Haftar leads the Libyan National Army (LNA) in the east of the country and is a close ally of the Tobruk-based House of Representatives parliament, a rival to the Tripoli-based Government of National Accord (GNA) which has all but lost control of the Libyan capital despite international support.
Backed by Russian armoured vehicles, ammunition, and sophisticated listening and surveillance devices, it is thought that Haftar will now be able to cement himself as a strongman of an increasingly splintered country.
Access to North Africa
The deal could finally give Moscow the access to North Africa that it has been seeking for years.
“In 2010 the Russians asked Algeria for access to Mers el-Kebir naval base near Oran [west],” an Algerian military source told MEE.
“But back then we said no. Now they can get access through the Libyan coast.”
The source added that the agreement was said to have been reached during Haftar’s visit to the Russian aircraft carrier Admiral Kuznetsov on 11 January.
Russia has also wanted to regain the influence in Libya it enjoyed before the fall of Gaddafi. A lucrative arms contract it signed before the former leader’s overthrow in 2011 was said to be worth four billion dollars, while the military training it provided gave it a staunch ally in the region.

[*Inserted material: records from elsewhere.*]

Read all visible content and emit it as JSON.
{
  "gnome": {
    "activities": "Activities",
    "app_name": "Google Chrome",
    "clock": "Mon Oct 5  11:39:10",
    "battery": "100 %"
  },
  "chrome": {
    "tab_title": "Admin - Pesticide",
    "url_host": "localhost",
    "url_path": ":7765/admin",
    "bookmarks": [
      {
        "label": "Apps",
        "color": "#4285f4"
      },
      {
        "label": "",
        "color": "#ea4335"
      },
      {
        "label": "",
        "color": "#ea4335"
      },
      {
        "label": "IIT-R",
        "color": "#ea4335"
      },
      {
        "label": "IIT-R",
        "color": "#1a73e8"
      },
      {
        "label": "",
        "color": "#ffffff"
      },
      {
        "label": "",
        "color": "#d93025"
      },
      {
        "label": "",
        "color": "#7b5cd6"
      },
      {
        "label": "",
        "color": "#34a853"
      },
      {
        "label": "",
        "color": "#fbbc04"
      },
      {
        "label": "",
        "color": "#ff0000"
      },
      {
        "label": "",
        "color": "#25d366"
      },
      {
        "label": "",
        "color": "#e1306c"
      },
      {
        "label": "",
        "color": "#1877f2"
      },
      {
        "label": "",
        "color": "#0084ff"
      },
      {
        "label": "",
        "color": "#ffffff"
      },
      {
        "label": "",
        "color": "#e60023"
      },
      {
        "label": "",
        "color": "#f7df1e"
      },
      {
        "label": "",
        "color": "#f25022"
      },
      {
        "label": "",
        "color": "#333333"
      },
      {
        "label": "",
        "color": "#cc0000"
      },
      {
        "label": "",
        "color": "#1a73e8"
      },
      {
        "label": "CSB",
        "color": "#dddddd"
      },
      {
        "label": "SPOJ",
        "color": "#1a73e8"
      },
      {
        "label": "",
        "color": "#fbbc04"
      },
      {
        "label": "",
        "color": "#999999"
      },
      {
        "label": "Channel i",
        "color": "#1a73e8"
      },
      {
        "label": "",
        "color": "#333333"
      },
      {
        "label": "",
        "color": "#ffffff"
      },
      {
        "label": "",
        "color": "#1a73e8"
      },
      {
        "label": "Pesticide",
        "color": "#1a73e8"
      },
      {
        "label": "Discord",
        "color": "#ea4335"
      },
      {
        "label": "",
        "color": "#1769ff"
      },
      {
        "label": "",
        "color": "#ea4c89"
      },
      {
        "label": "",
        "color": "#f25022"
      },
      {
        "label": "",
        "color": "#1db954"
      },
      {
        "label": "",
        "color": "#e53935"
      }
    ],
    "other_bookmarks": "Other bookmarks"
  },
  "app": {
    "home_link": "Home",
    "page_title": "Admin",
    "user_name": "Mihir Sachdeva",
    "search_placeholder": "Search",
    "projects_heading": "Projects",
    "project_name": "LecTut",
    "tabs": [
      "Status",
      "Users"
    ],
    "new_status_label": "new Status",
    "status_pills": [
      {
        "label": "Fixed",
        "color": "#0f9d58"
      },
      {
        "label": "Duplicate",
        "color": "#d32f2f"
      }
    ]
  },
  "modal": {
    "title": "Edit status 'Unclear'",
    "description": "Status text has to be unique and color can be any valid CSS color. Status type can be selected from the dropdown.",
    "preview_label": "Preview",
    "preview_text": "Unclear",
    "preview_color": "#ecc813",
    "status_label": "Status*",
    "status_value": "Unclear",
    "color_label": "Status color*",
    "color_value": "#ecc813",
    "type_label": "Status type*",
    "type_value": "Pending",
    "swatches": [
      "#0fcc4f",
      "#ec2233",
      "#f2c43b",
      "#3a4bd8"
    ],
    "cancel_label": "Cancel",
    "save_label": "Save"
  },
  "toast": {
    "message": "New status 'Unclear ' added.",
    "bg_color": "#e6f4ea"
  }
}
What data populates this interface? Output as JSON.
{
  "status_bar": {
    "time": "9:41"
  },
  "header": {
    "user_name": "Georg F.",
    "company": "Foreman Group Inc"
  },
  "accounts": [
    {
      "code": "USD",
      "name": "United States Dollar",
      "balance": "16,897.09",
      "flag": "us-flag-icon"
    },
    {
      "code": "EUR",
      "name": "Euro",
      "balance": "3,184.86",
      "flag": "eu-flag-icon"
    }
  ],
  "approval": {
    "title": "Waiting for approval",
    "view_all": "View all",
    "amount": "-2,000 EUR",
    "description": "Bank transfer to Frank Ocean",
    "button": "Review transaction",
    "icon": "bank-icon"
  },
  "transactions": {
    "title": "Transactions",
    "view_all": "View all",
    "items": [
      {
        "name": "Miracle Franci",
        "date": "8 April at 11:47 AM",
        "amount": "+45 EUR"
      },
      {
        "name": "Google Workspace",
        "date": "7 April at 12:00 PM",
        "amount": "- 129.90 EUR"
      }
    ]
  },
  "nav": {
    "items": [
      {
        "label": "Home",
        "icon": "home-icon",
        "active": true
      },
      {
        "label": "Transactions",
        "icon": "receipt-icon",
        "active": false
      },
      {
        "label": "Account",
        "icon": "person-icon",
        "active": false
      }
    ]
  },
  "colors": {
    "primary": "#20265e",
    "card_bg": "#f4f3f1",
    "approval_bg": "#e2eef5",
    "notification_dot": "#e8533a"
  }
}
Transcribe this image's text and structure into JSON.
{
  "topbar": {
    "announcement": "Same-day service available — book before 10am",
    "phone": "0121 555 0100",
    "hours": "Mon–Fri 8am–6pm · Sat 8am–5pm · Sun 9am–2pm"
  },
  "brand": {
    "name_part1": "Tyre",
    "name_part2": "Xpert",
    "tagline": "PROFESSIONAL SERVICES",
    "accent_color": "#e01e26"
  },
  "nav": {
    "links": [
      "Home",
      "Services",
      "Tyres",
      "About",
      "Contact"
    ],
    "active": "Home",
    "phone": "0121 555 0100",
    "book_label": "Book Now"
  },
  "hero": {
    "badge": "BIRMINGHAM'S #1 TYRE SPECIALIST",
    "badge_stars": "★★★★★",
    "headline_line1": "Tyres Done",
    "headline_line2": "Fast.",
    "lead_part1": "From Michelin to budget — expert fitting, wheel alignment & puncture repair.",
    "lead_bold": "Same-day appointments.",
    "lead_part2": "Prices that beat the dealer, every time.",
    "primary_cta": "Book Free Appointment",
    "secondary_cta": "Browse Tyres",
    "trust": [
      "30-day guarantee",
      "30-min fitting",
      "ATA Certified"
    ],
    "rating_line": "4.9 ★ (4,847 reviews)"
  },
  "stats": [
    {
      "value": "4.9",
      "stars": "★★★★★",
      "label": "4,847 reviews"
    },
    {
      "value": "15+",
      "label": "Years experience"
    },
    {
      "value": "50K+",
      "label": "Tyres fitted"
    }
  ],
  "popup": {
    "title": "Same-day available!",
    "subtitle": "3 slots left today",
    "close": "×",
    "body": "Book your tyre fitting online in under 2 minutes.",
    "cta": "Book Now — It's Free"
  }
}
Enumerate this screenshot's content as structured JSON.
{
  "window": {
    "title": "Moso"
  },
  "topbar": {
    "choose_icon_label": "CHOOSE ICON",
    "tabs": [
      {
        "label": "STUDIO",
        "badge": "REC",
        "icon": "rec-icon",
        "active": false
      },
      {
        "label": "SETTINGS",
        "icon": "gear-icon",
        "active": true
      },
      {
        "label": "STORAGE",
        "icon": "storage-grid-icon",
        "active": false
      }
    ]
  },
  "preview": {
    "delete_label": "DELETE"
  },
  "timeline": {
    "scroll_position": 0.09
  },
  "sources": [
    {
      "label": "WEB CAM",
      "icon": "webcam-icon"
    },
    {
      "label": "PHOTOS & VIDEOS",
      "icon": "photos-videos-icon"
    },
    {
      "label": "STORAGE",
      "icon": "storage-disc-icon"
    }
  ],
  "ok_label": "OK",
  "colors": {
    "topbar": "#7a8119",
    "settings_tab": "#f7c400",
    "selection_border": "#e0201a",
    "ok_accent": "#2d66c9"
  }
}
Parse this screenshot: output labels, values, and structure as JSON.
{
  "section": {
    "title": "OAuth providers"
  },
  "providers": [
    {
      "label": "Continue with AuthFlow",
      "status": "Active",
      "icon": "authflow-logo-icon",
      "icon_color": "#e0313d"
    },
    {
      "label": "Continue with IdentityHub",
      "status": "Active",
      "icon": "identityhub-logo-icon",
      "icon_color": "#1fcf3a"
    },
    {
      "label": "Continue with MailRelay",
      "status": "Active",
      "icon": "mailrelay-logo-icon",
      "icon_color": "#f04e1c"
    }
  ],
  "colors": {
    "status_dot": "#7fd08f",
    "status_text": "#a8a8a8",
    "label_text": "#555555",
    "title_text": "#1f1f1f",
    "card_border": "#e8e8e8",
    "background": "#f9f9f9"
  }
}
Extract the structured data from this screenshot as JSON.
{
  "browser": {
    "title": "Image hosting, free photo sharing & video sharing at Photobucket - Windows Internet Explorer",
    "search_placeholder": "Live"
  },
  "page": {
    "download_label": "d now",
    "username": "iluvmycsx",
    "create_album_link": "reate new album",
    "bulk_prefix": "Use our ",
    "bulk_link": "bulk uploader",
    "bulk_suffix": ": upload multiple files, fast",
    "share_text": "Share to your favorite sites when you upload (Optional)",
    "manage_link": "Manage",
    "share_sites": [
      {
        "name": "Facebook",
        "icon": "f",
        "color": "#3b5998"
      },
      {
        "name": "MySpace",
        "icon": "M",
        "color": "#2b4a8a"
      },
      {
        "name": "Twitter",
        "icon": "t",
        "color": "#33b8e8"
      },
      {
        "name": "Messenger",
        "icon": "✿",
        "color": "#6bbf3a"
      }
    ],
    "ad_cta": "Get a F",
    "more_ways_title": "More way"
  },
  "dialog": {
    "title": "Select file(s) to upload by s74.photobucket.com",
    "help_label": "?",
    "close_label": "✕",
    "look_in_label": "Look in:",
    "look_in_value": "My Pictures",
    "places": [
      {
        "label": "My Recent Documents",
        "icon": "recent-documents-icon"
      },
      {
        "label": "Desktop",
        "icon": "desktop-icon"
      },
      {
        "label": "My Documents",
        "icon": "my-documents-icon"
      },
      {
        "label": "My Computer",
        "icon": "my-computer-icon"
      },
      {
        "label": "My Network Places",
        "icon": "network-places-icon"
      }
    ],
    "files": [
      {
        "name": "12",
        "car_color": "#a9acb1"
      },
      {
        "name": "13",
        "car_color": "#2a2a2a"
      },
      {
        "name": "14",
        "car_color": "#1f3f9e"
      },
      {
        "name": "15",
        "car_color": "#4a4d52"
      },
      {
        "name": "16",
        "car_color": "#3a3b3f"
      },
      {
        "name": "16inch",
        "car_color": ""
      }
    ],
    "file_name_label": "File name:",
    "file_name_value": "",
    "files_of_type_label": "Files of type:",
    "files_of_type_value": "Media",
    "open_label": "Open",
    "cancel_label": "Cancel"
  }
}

“There will be deeper coordination over the coming months,” said a source who was a colonel under Gaddafi. “Haftar is going to facilitate Russian access to ports in Libya as well as open up airport runways to them.”
A diplomatic source said January’s deal was struck after a series of meetings in Algiers and Moscow.
“That is what Haftar went to ask for in Moscow in November and then in Algiers in December.”
This followed a meeting in September in Moscow between the general’s special envoy, the Libyan ambassador to Saudi Arabia, Abdelbassat al-Badri, and Vladimir Putin’s special envoy for the Middle East and Africa, the deputy minister of foreign affairs, Mikhaïl Bogdanov.
Moscow is unable to sell arms directly to Haftar because the UN arms embargo in force since 2011 has not yet been lifted.
“Haftar could have turned to his allies, Egypt and the United Arab Emirates, but most of their weapons are American. The natural solution, then, was Algeria, which gets 90 percent of its arms from Russia. The idea was that some of them could be passed on to Libya,” the source said.
“It would not really be a sale,” said the diplomat with a smile. “Let’s say it was more a form of support that suited everyone.”
Russia’s support for Haftar suited Algeria’s interests, according to a civilian source close to the negotiations which were held in Algiers between the various Libyan players.
“Even though Algeria does not completely trust him, they know that he is at the moment the only one who can ensure a minimum of stability,” said the source.
In December MEE revealed that Algeria had agreed to provide arms to Haftar as long as they were not used to seize power illegally nor to fight Libyans other than IS militants.
Full-fledged political player
Khalifa Haftar has risen to become a leading player in Libya after a relentless war against Islamist groups alligned with the GNA and a number of shrewd political moves including the the seizure of the Oil Crescent ports.
A former Gaddafi loyalist, he became a leading figure in the civil war against the former leader and today is estimated to control 60,000 fighters.
“He was received like a leader in Algiers and Moscow and agreed with Algerian political and security decision-makers to appoint a personal representative to keep an open line of communication about anti-terrorist issues,” said a source close to the Algerian intelligence services.
“But above all, allowing him aboard the aircraft carrier was a way for the Russians to recognise him as the only commander of the Libyan army.”
According to information gathered by MEE, more than 150 IS militants have already reached the Fezzan region in southwestern Libya, which borders Algeria, Niger and Chad.
Because of the risk of them meeting with other IS-linked and Boko Haram militants in west Africa, Chad closed its borders with Libya on 5 January.
“To an extent Russia would also like to make this area secure,” said the Algerian military source, adding that Algiers feared an influx of up to 3,000 fighters fleeing from diminishing IS-held and opposition areas in Syria and Iraq.
But Algeria is still holding out for a political solution despite their deal with Haftar, according to the Algerian diplomat.
“We still think that common ground must be found by all parties but, at the same time, we have to make it a priority to build the Libyan army.”